Energie
Certificat d'économie d'énergie : une manne à portée de toute entreprise
Des avantages indéniables
Alors que le gouvernement vient de présenter les modalités de la troisième période (2015-2017) du dispositif de Certificat d'économie d'énergie (CEE ou C2E), son déploiement reste limité sur l'amont de la filière agroalimentaire, plus de sept ans après sa création. Pourtant, celui-ci rencontre, à l'échelle nationale, un certain ” engouement, puisqu'au 30 novembre 2013, 462,1 TWh ont été économisées, contre un objectif cumulé sur les deux premières périodes (2006-2013) de 399 TWh. Reste que l'industrie (7 %) et l'agriculture (1 %) font partie des secteurs les moins contri-butifs, le bâtiment (résidentiel et tertiaire) étant de loin le meilleur élève (89 %). En cause : « une méconnaissance de son fonctionnement, une thématique Énergie qui n'est pas toujours centralisée dans les coopératives, un marché diffus et difficile d'accès quand on cherche à aller jusqu'à l'agriculteur », analyse, à son niveau, Pierre Compère, responsable du pôle Filières à la direction Technique et Développement d'InVivo AgroSolutions.
“Les CEE ou C2E ont donné naissance à un marché, ouvert à toute entreprise... coopératives et agriculteurs y compris.
Des avantages indéniables
Le CEE est un document, émis en accord avec l'État, prouvant qu'une action d'économie d'énergie a été réalisée par une entreprise, dans le cadre d'une démarche volontaire.
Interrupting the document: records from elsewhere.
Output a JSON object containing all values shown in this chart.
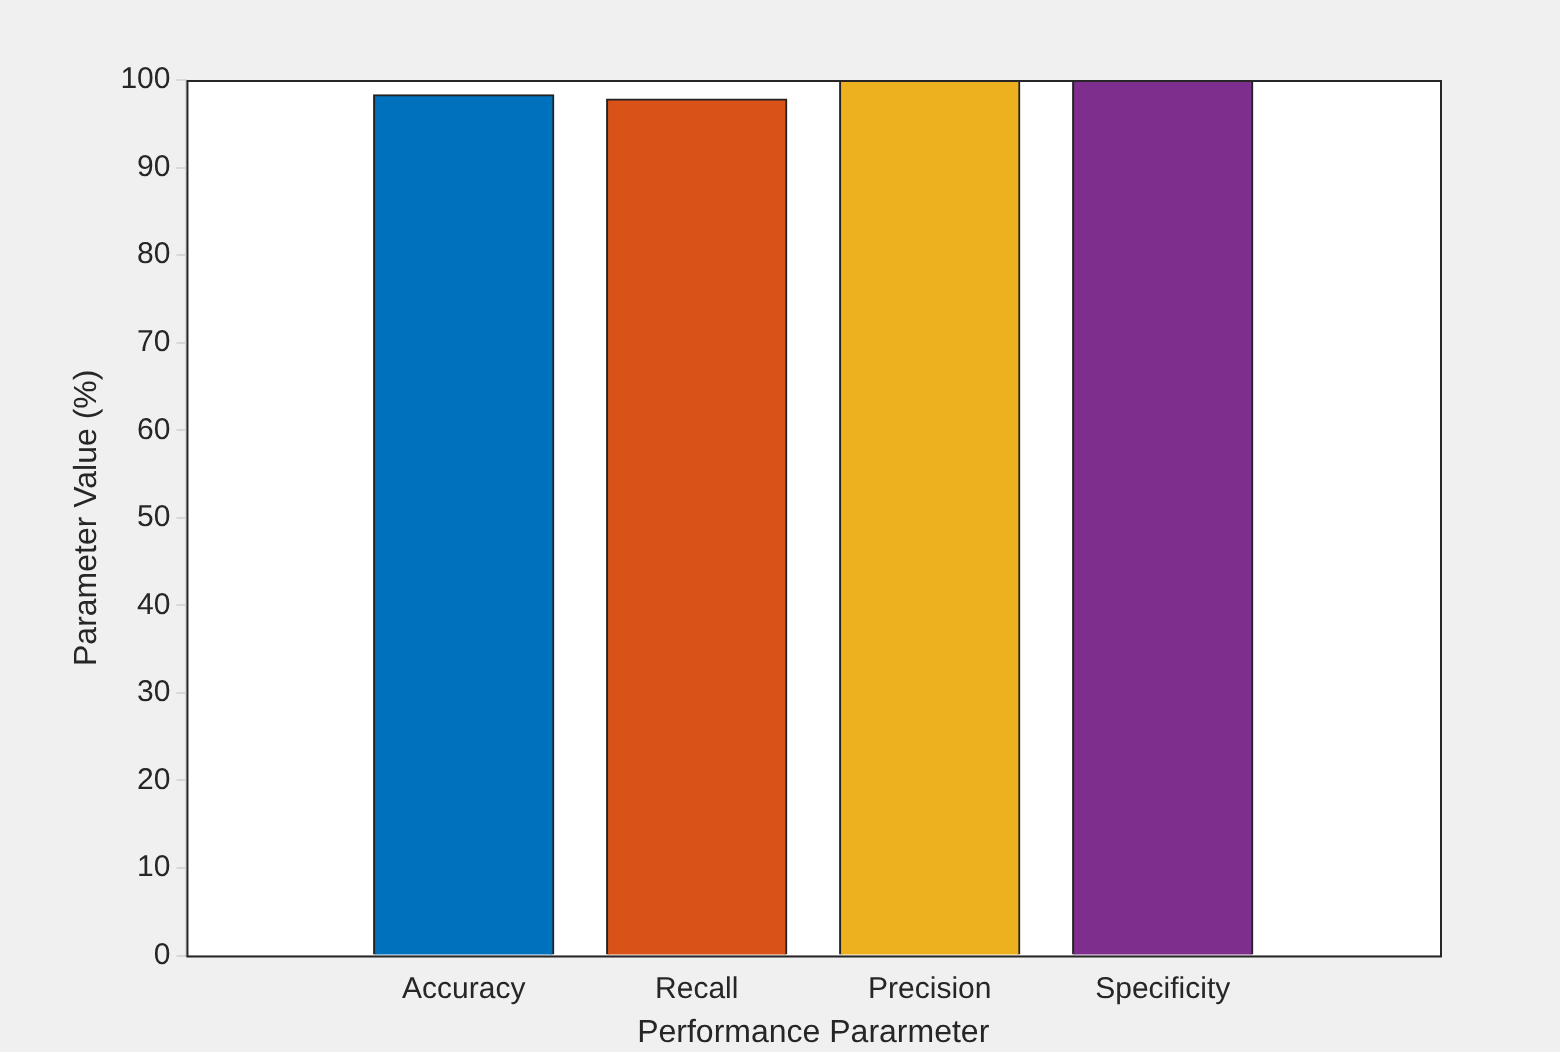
{
  "chart_data": {
    "type": "bar",
    "categories": [
      "Accuracy",
      "Recall",
      "Precision",
      "Specificity"
    ],
    "values": [
      98.3,
      97.8,
      100,
      100
    ],
    "colors": [
      "#0072bd",
      "#d95319",
      "#edb120",
      "#7e2f8e"
    ],
    "xlabel": "Performance Pararmeter",
    "ylabel": "Parameter Value (%)",
    "ylim": [
      0,
      100
    ],
    "yticks": [
      0,
      10,
      20,
      30,
      40,
      50,
      60,
      70,
      80,
      90,
      100
    ],
    "grid": false,
    "legend": false
  }
}
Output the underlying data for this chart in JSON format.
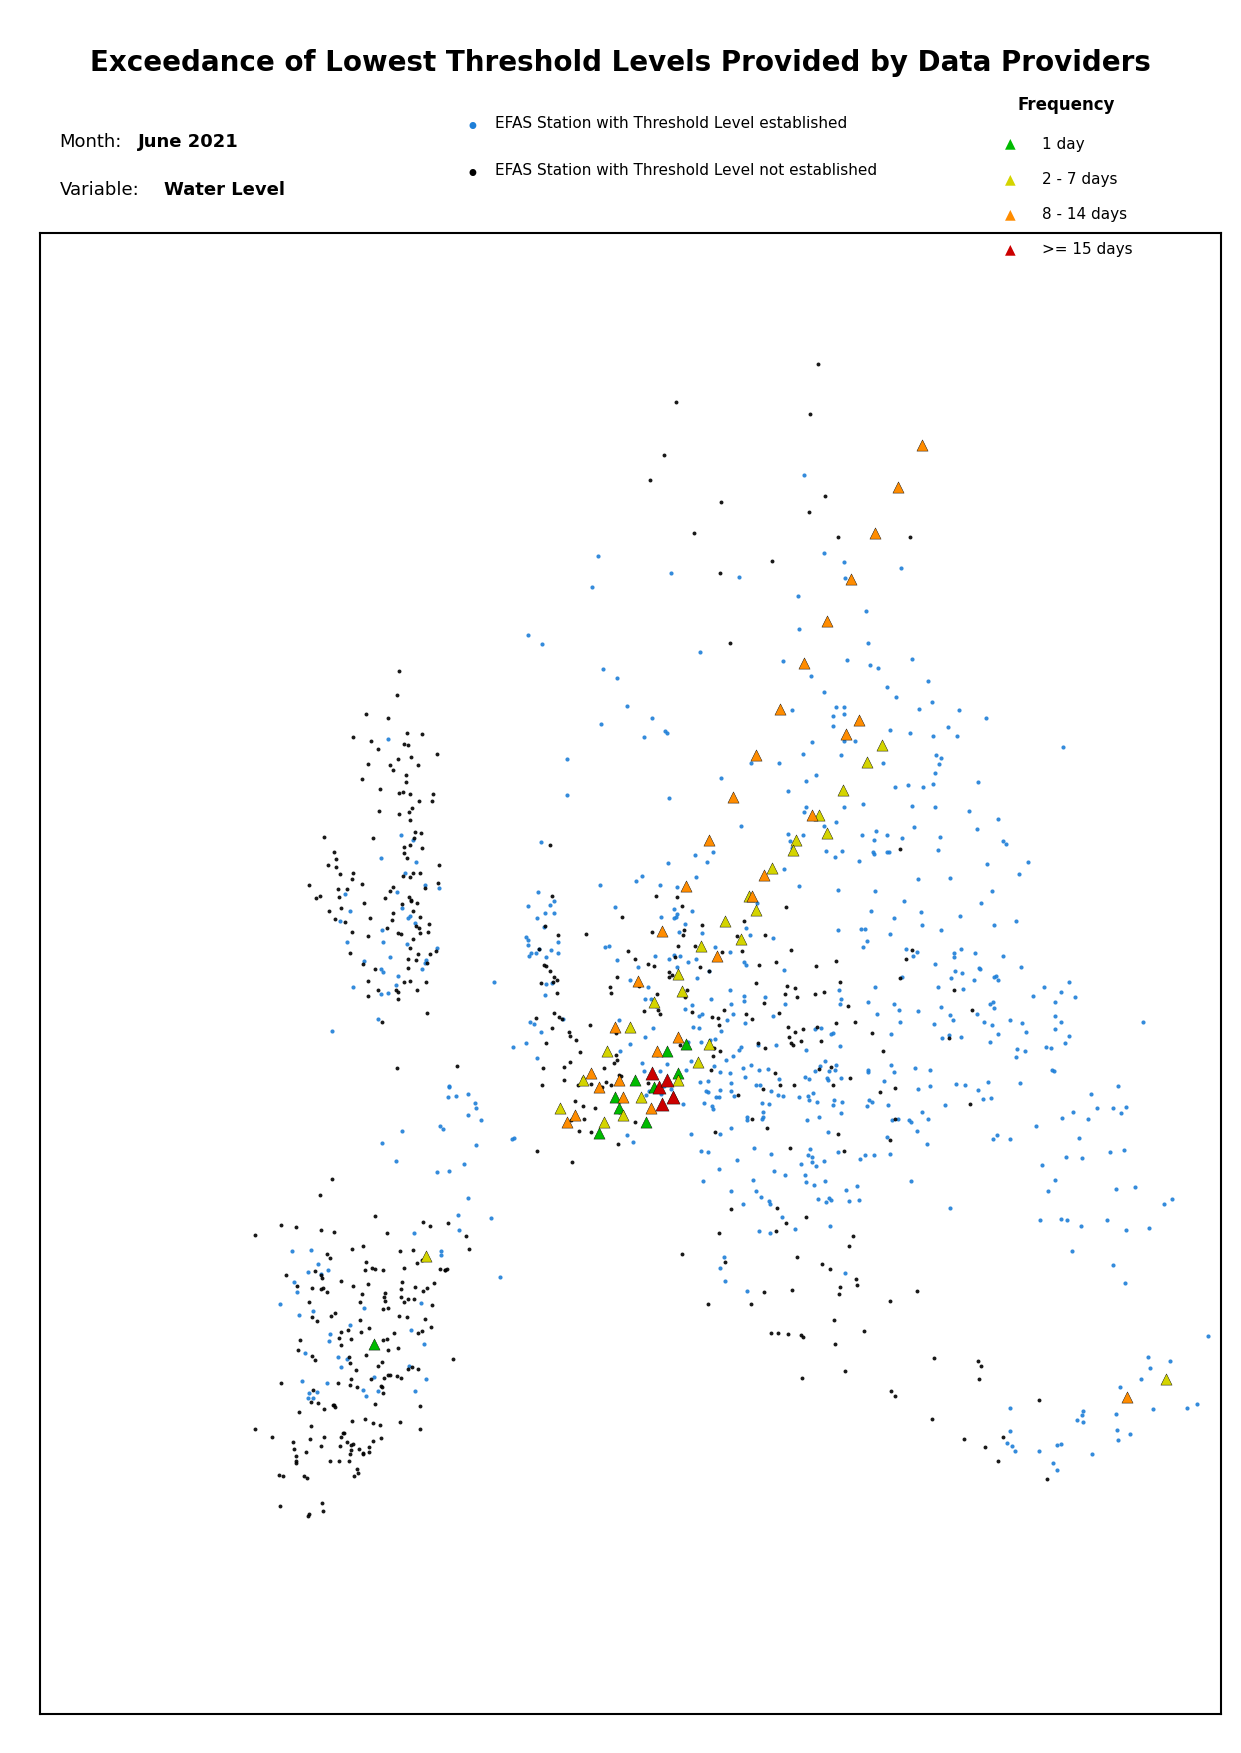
{
  "title": "Exceedance of Lowest Threshold Levels Provided by Data Providers",
  "month_label": "Month:",
  "month_value": "June 2021",
  "variable_label": "Variable:",
  "variable_value": "Water Level",
  "legend_title": "Frequency",
  "freq_labels": [
    "1 day",
    "2 - 7 days",
    "8 - 14 days",
    ">= 15 days"
  ],
  "freq_colors": [
    "#00BB00",
    "#D4D400",
    "#FF8C00",
    "#CC0000"
  ],
  "station_color_blue": "#1E7FD8",
  "station_color_black": "#000000",
  "station_label_blue": "EFAS Station with Threshold Level established",
  "station_label_black": "EFAS Station with Threshold Level not established",
  "map_extent_lon": [
    -25,
    50
  ],
  "map_extent_lat": [
    30,
    72
  ],
  "title_fontsize": 20,
  "header_fontsize": 13,
  "legend_fontsize": 11,
  "background_color": "#ffffff"
}
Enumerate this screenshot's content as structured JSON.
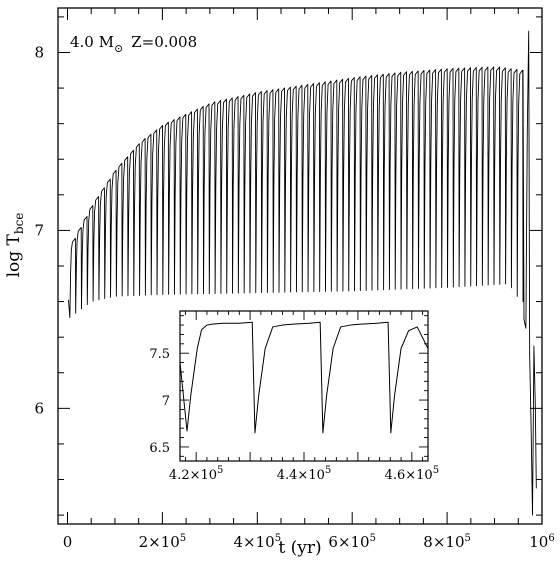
{
  "chart_data": [
    {
      "type": "line",
      "title": "",
      "annotation": {
        "mass": "4.0 M",
        "sun_symbol": "⊙",
        "metallicity": "Z=0.008"
      },
      "xlabel": "t (yr)",
      "ylabel": "log T",
      "ylabel_subscript": "bce",
      "xlim": [
        -20000,
        1000000
      ],
      "ylim": [
        5.35,
        8.25
      ],
      "x_ticks": [
        {
          "value": 0,
          "mant": "0",
          "exp": ""
        },
        {
          "value": 200000,
          "mant": "2×10",
          "exp": "5"
        },
        {
          "value": 400000,
          "mant": "4×10",
          "exp": "5"
        },
        {
          "value": 600000,
          "mant": "6×10",
          "exp": "5"
        },
        {
          "value": 800000,
          "mant": "8×10",
          "exp": "5"
        },
        {
          "value": 1000000,
          "mant": "10",
          "exp": "6"
        }
      ],
      "y_ticks": [
        6,
        7,
        8
      ],
      "series": [
        {
          "pulses": {
            "count": 78,
            "t_start": 5000,
            "t_end": 960000
          },
          "envelope_max": [
            [
              0,
              6.9
            ],
            [
              50000,
              7.15
            ],
            [
              100000,
              7.35
            ],
            [
              150000,
              7.5
            ],
            [
              200000,
              7.6
            ],
            [
              300000,
              7.72
            ],
            [
              400000,
              7.78
            ],
            [
              500000,
              7.82
            ],
            [
              600000,
              7.86
            ],
            [
              700000,
              7.89
            ],
            [
              800000,
              7.91
            ],
            [
              900000,
              7.92
            ],
            [
              955000,
              7.9
            ]
          ],
          "envelope_min": [
            [
              0,
              6.5
            ],
            [
              50000,
              6.6
            ],
            [
              100000,
              6.63
            ],
            [
              200000,
              6.64
            ],
            [
              400000,
              6.65
            ],
            [
              600000,
              6.66
            ],
            [
              800000,
              6.68
            ],
            [
              930000,
              6.7
            ],
            [
              955000,
              6.6
            ]
          ],
          "final_phase": [
            [
              960000,
              7.9
            ],
            [
              962000,
              6.5
            ],
            [
              966000,
              6.45
            ],
            [
              969000,
              7.55
            ],
            [
              972000,
              8.12
            ],
            [
              974000,
              6.3
            ],
            [
              977000,
              5.9
            ],
            [
              980000,
              5.4
            ],
            [
              983000,
              6.35
            ],
            [
              986000,
              6.0
            ],
            [
              988000,
              5.55
            ]
          ]
        }
      ]
    },
    {
      "type": "line",
      "xlim": [
        417000,
        463000
      ],
      "ylim": [
        6.35,
        7.95
      ],
      "x_ticks": [
        {
          "value": 420000,
          "mant": "4.2×10",
          "exp": "5"
        },
        {
          "value": 440000,
          "mant": "4.4×10",
          "exp": "5"
        },
        {
          "value": 460000,
          "mant": "4.6×10",
          "exp": "5"
        }
      ],
      "y_ticks": [
        {
          "value": 6.5,
          "label": "6.5"
        },
        {
          "value": 7,
          "label": "7"
        },
        {
          "value": 7.5,
          "label": "7.5"
        }
      ],
      "series": [
        {
          "x": [
            417000,
            418300,
            419000,
            419600,
            420200,
            421000,
            422000,
            423000,
            425000,
            428000,
            430400,
            430900,
            431600,
            432200,
            432800,
            434200,
            436000,
            438000,
            441000,
            443000,
            443500,
            444200,
            444800,
            445400,
            446800,
            448600,
            450600,
            453600,
            455600,
            456100,
            456800,
            457400,
            458000,
            459400,
            461000,
            463000
          ],
          "y": [
            7.4,
            6.67,
            7.05,
            7.3,
            7.55,
            7.75,
            7.8,
            7.81,
            7.82,
            7.82,
            7.83,
            6.65,
            7.05,
            7.3,
            7.55,
            7.78,
            7.8,
            7.81,
            7.82,
            7.83,
            6.65,
            7.05,
            7.3,
            7.55,
            7.78,
            7.8,
            7.81,
            7.82,
            7.83,
            6.65,
            7.05,
            7.3,
            7.55,
            7.74,
            7.78,
            7.55
          ]
        }
      ]
    }
  ]
}
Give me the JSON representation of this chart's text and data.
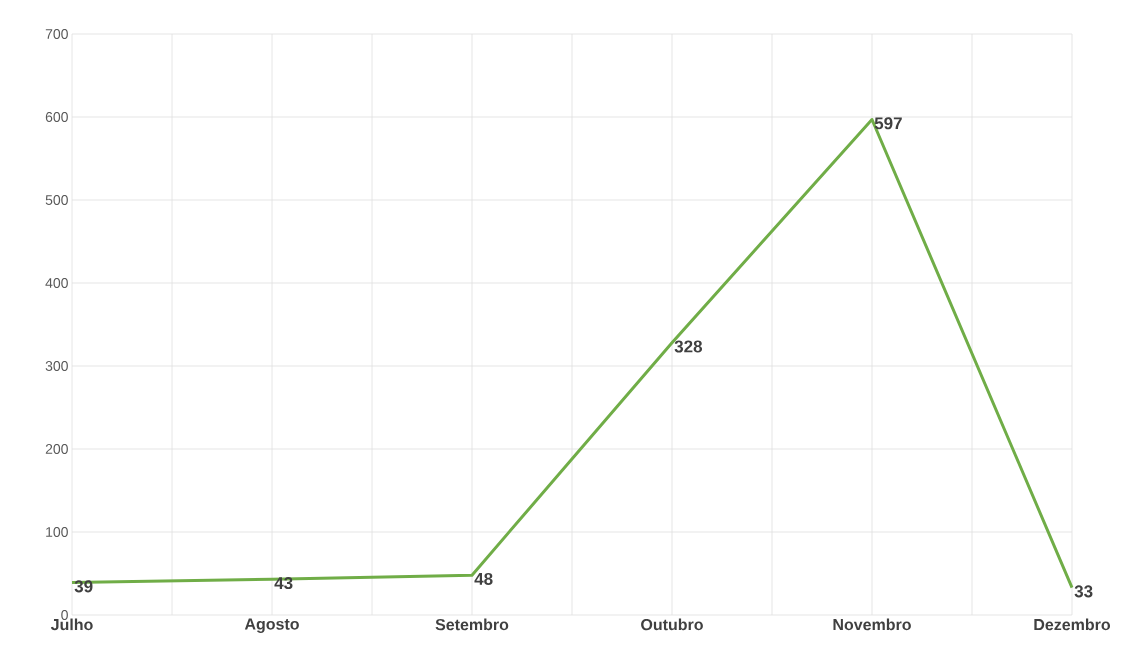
{
  "chart_data": {
    "type": "line",
    "categories": [
      "Julho",
      "Agosto",
      "Setembro",
      "Outubro",
      "Novembro",
      "Dezembro"
    ],
    "series": [
      {
        "color": "#70ad47",
        "values": [
          39,
          43,
          48,
          328,
          597,
          33
        ]
      }
    ],
    "ylim": [
      0,
      700
    ],
    "yticks": [
      0,
      100,
      200,
      300,
      400,
      500,
      600,
      700
    ],
    "grid": true,
    "data_labels": true,
    "marker": "none",
    "line_style": "solid"
  }
}
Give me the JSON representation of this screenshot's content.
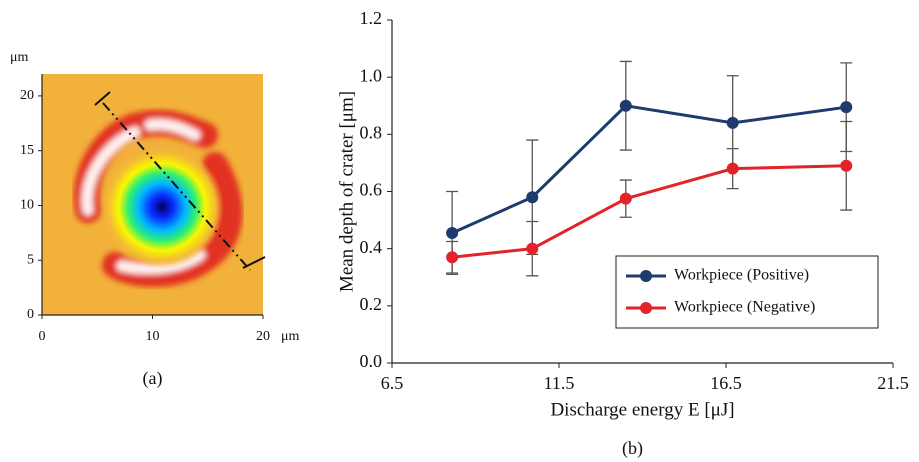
{
  "chart_data": [
    {
      "type": "heatmap",
      "caption": "(a)",
      "ylabel": "μm",
      "xlabel": "μm",
      "xlim": [
        0,
        20
      ],
      "ylim": [
        0,
        22
      ],
      "xticks": [
        0,
        10,
        20
      ],
      "yticks": [
        0,
        5,
        10,
        15,
        20
      ]
    },
    {
      "type": "line",
      "caption": "(b)",
      "xlabel": "Discharge energy E [μJ]",
      "ylabel": "Mean depth of crater [μm]",
      "x": [
        8.3,
        10.7,
        13.5,
        16.7,
        20.1
      ],
      "series": [
        {
          "name": "Workpiece (Positive)",
          "color": "#1f3a6e",
          "values": [
            0.455,
            0.58,
            0.9,
            0.84,
            0.895
          ],
          "errors": [
            0.145,
            0.2,
            0.155,
            0.165,
            0.155
          ]
        },
        {
          "name": "Workpiece (Negative)",
          "color": "#e3232a",
          "values": [
            0.37,
            0.4,
            0.575,
            0.68,
            0.69
          ],
          "errors": [
            0.055,
            0.095,
            0.065,
            0.07,
            0.155
          ]
        }
      ],
      "xlim": [
        6.5,
        21.5
      ],
      "xticks": [
        6.5,
        11.5,
        16.5,
        21.5
      ],
      "ylim": [
        0,
        1.2
      ],
      "yticks": [
        {
          "value": 0,
          "label": "0.0"
        },
        0.2,
        0.4,
        0.6,
        0.8,
        {
          "value": 1,
          "label": "1.0"
        },
        1.2
      ],
      "legend": "lower right"
    }
  ]
}
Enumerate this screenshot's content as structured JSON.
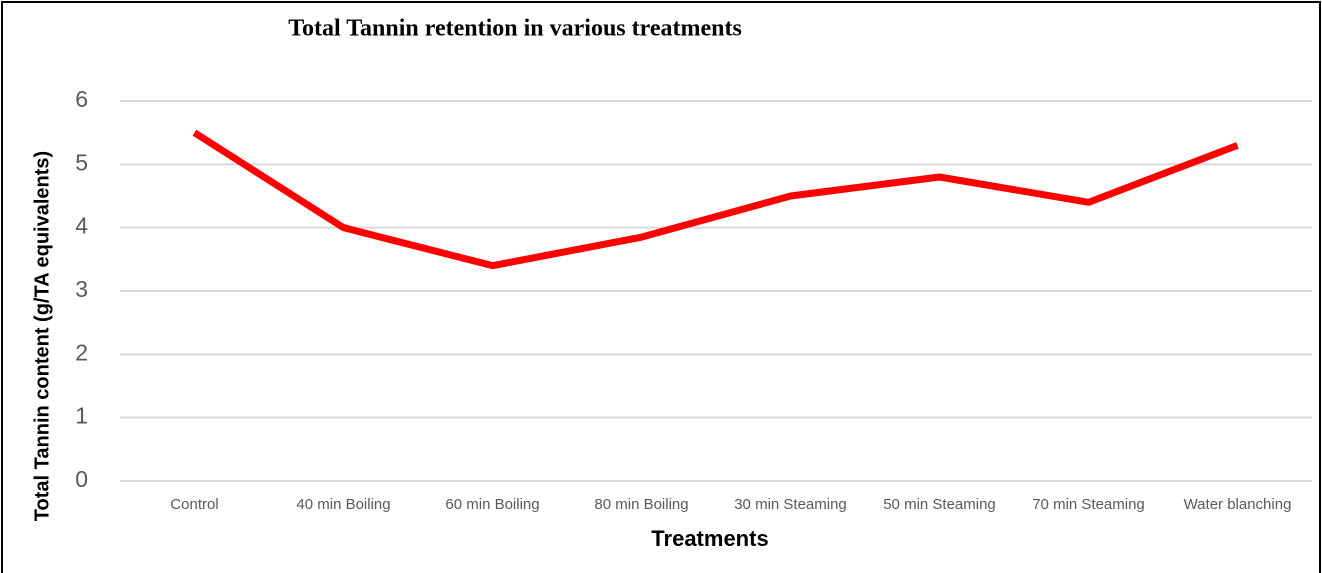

Sa valeur financière, négociée sur le marché des CEE, est comprise entre 0 et 0,02 € par kWh économisé, soit le montant de l'amende forfaitaire prévue par l'État si les “obligés” (fournisseur d'énergie et vendeur de carburants) n'atteignent pas leur objectif chiffré, en termes d'optimisation énergétique.
Ils acquittent leurs obligations par la détention d'un volume équivalent de CEE, qu'ils reçoivent lorsque leur action ont eu un rôle moteur dans la réalisation par le consommateur de travaux d'économie d'énergie, ou qu'ils se procurent sur le marché des CEE.
« Ainsi, en sus des économies d'énergie générées par les travaux entrepris par la coopérative ou l'agriculteur, les CEE permettent-il de récupérer jusqu'à 50 % de la valeur des investissements », explique Pierre Compère. Certificats qui peuvent être bonifiés à hauteur de 50 à 100 %, en fonction du degré de certification Iso 50001 de l'entreprise (cf. n°4044 p.5).